Gurung is among the first batch of students to graduate from the school after Maitri Ratna got involved. She later went to more developed places like Jomsom, the district headquarters, and then to Lalitpur to finish her high school. She finished her Bachelor’s in Education from Pokhara University, with financial aid from the nonprofit.
“Tenzin has supported me throughout my life and it is because of him that I am an educated woman,” says Gurung, adding that she came back to her village to teach at the school solely because of Chomphel. “All my life I have seen Tenzin give to Ghiling and I think it is my duty to do something for the village too.”

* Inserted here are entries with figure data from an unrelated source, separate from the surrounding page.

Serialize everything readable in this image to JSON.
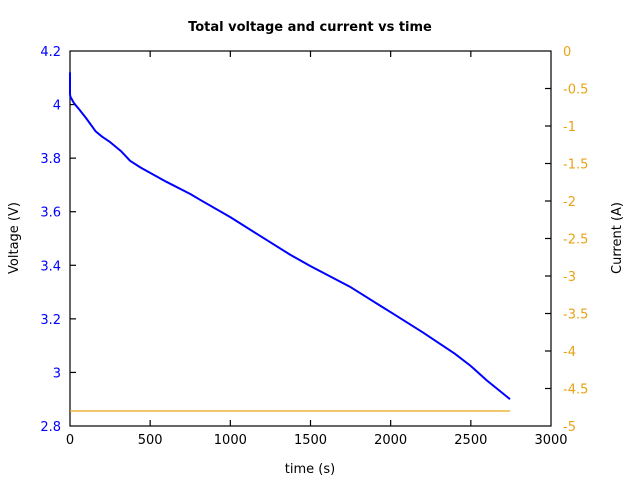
{
  "chart_data": {
    "type": "line",
    "title": "Total voltage and current vs time",
    "xlabel": "time (s)",
    "ylabel": "Voltage (V)",
    "y2label": "Current (A)",
    "xlim": [
      0,
      3000
    ],
    "ylim": [
      2.8,
      4.2
    ],
    "y2lim": [
      -5,
      0
    ],
    "grid": false,
    "legend": null,
    "x_ticks": [
      0,
      500,
      1000,
      1500,
      2000,
      2500,
      3000
    ],
    "x_tick_labels": [
      "0",
      "500",
      "1000",
      "1500",
      "2000",
      "2500",
      "3000"
    ],
    "y_ticks": [
      2.8,
      3.0,
      3.2,
      3.4,
      3.6,
      3.8,
      4.0,
      4.2
    ],
    "y_tick_labels": [
      "2.8",
      "3",
      "3.2",
      "3.4",
      "3.6",
      "3.8",
      "4",
      "4.2"
    ],
    "y2_ticks": [
      -5,
      -4.5,
      -4,
      -3.5,
      -3,
      -2.5,
      -2,
      -1.5,
      -1,
      -0.5,
      0
    ],
    "y2_tick_labels": [
      "-5",
      "-4.5",
      "-4",
      "-3.5",
      "-3",
      "-2.5",
      "-2",
      "-1.5",
      "-1",
      "-0.5",
      "0"
    ],
    "series": [
      {
        "name": "Voltage",
        "axis": "left",
        "color": "#0000ff",
        "x": [
          0,
          0,
          2,
          25,
          60,
          100,
          160,
          200,
          250,
          320,
          375,
          440,
          500,
          600,
          750,
          810,
          1000,
          1185,
          1372,
          1500,
          1746,
          2000,
          2200,
          2400,
          2500,
          2600,
          2744
        ],
        "y": [
          4.12,
          4.04,
          4.03,
          4.005,
          3.98,
          3.95,
          3.9,
          3.88,
          3.86,
          3.825,
          3.79,
          3.765,
          3.745,
          3.712,
          3.666,
          3.645,
          3.58,
          3.51,
          3.44,
          3.397,
          3.32,
          3.225,
          3.15,
          3.07,
          3.024,
          2.97,
          2.9
        ]
      },
      {
        "name": "Current",
        "axis": "right",
        "color": "#e8a317",
        "x": [
          0,
          2744
        ],
        "y": [
          -4.8,
          -4.8
        ]
      }
    ]
  },
  "colors": {
    "voltage": "#0000ff",
    "current": "#e8a317",
    "axis": "#000000"
  }
}
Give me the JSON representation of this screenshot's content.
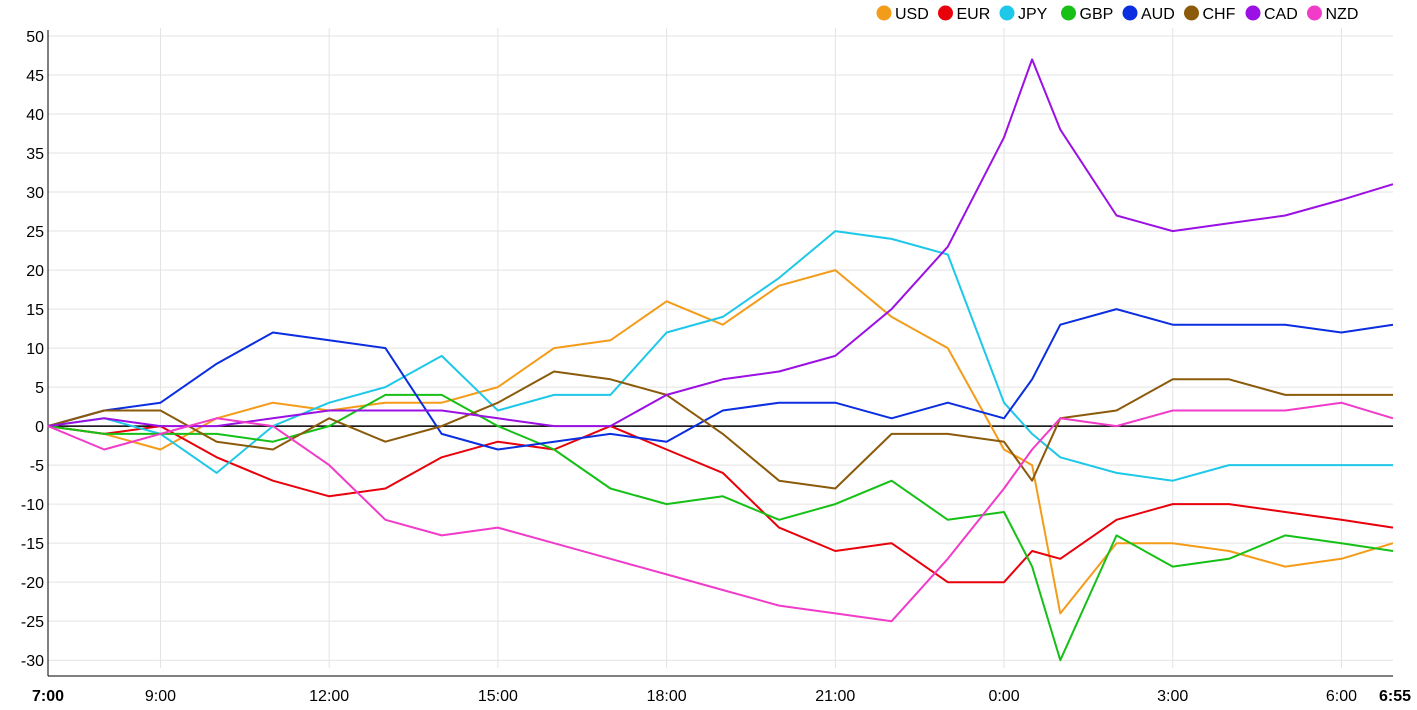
{
  "chart_data": {
    "type": "line",
    "title": "",
    "xlabel": "",
    "ylabel": "",
    "ylim": [
      -31,
      50
    ],
    "xlim": [
      "7:00",
      "6:55"
    ],
    "y_ticks": [
      "50",
      "45",
      "40",
      "35",
      "30",
      "25",
      "20",
      "15",
      "10",
      "5",
      "0",
      "-5",
      "-10",
      "-15",
      "-20",
      "-25",
      "-30"
    ],
    "x_ticks": [
      "7:00",
      "9:00",
      "12:00",
      "15:00",
      "18:00",
      "21:00",
      "0:00",
      "3:00",
      "6:00",
      "6:55"
    ],
    "x_ticks_bold": [
      "7:00",
      "6:55"
    ],
    "grid": true,
    "zero_line": true,
    "legend_position": "top-right",
    "x": [
      "7:00",
      "8:00",
      "9:00",
      "10:00",
      "11:00",
      "12:00",
      "13:00",
      "14:00",
      "15:00",
      "16:00",
      "17:00",
      "18:00",
      "19:00",
      "20:00",
      "21:00",
      "22:00",
      "23:00",
      "0:00",
      "0:30",
      "1:00",
      "2:00",
      "3:00",
      "4:00",
      "5:00",
      "6:00",
      "6:55"
    ],
    "series": [
      {
        "name": "USD",
        "color": "#f39c1a",
        "values": [
          0,
          -1,
          -3,
          1,
          3,
          2,
          3,
          3,
          5,
          10,
          11,
          16,
          13,
          18,
          20,
          14,
          10,
          -3,
          -5,
          -24,
          -15,
          -15,
          -16,
          -18,
          -17,
          -15
        ]
      },
      {
        "name": "EUR",
        "color": "#e8000b",
        "values": [
          0,
          -1,
          0,
          -4,
          -7,
          -9,
          -8,
          -4,
          -2,
          -3,
          0,
          -3,
          -6,
          -13,
          -16,
          -15,
          -20,
          -20,
          -16,
          -17,
          -12,
          -10,
          -10,
          -11,
          -12,
          -13
        ]
      },
      {
        "name": "JPY",
        "color": "#1ec8e8",
        "values": [
          0,
          1,
          -1,
          -6,
          0,
          3,
          5,
          9,
          2,
          4,
          4,
          12,
          14,
          19,
          25,
          24,
          22,
          3,
          -1,
          -4,
          -6,
          -7,
          -5,
          -5,
          -5,
          -5
        ]
      },
      {
        "name": "GBP",
        "color": "#16c016",
        "values": [
          0,
          -1,
          -1,
          -1,
          -2,
          0,
          4,
          4,
          0,
          -3,
          -8,
          -10,
          -9,
          -12,
          -10,
          -7,
          -12,
          -11,
          -18,
          -30,
          -14,
          -18,
          -17,
          -14,
          -15,
          -16
        ]
      },
      {
        "name": "AUD",
        "color": "#0a2ee0",
        "values": [
          0,
          2,
          3,
          8,
          12,
          11,
          10,
          -1,
          -3,
          -2,
          -1,
          -2,
          2,
          3,
          3,
          1,
          3,
          1,
          6,
          13,
          15,
          13,
          13,
          13,
          12,
          13
        ]
      },
      {
        "name": "CHF",
        "color": "#8b5a0a",
        "values": [
          0,
          2,
          2,
          -2,
          -3,
          1,
          -2,
          0,
          3,
          7,
          6,
          4,
          -1,
          -7,
          -8,
          -1,
          -1,
          -2,
          -7,
          1,
          2,
          6,
          6,
          4,
          4,
          4
        ]
      },
      {
        "name": "CAD",
        "color": "#9b10e3",
        "values": [
          0,
          1,
          0,
          0,
          1,
          2,
          2,
          2,
          1,
          0,
          0,
          4,
          6,
          7,
          9,
          15,
          23,
          37,
          47,
          38,
          27,
          25,
          26,
          27,
          29,
          31
        ]
      },
      {
        "name": "NZD",
        "color": "#f03cc8",
        "values": [
          0,
          -3,
          -1,
          1,
          0,
          -5,
          -12,
          -14,
          -13,
          -15,
          -17,
          -19,
          -21,
          -23,
          -24,
          -25,
          -17,
          -8,
          -3,
          1,
          0,
          2,
          2,
          2,
          3,
          1
        ]
      }
    ]
  }
}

On Chomphel’s insistence, the school also places a lot of emphasis on local language and culture, with various cultural functions happening year round.
“One of the core ideas behind the school is to preserve and promote our cultural values and traditions,” says Jamyang Tenzin Gurung, the ward chairperson of Ghiling. “Because of Tenzin, our school has become a model school across upper Mustang. What he has done for Ghiling in the past two decades, people take generations to do. Seeing his work, the government has also been positive towards helping the school and we hope we can now upgrade the school into a high school.”
And Chomphel’s contribution to the village goes beyond the school. Under Maitri Ratna Nepal, he leased land from the villagers and set up an apple and apricot farm in Ghiling with over 1,500 trees. The farm has been six years in the making and all the profits from it will go directly to the development of the school and the village.
For all he’s done for Ghiling, the people in the village take him as their own, and he, them. It matters little to him and to them that on paper, Chomphel is still a Tibetan refugee.
“It doesn’t matter what nationality a person is, what is more important is what you feel for each other and how clean your heart is,” says Chomphel.
Living and working for Ghiling has given Chomphel something valuable too: the answers he’d been searching for all these years.
“I have realised that what gives life true meaning is to serve others. To feel responsible for your people, to help, love, and give without any expectations,” he says. “That’s what gives life true meaning.”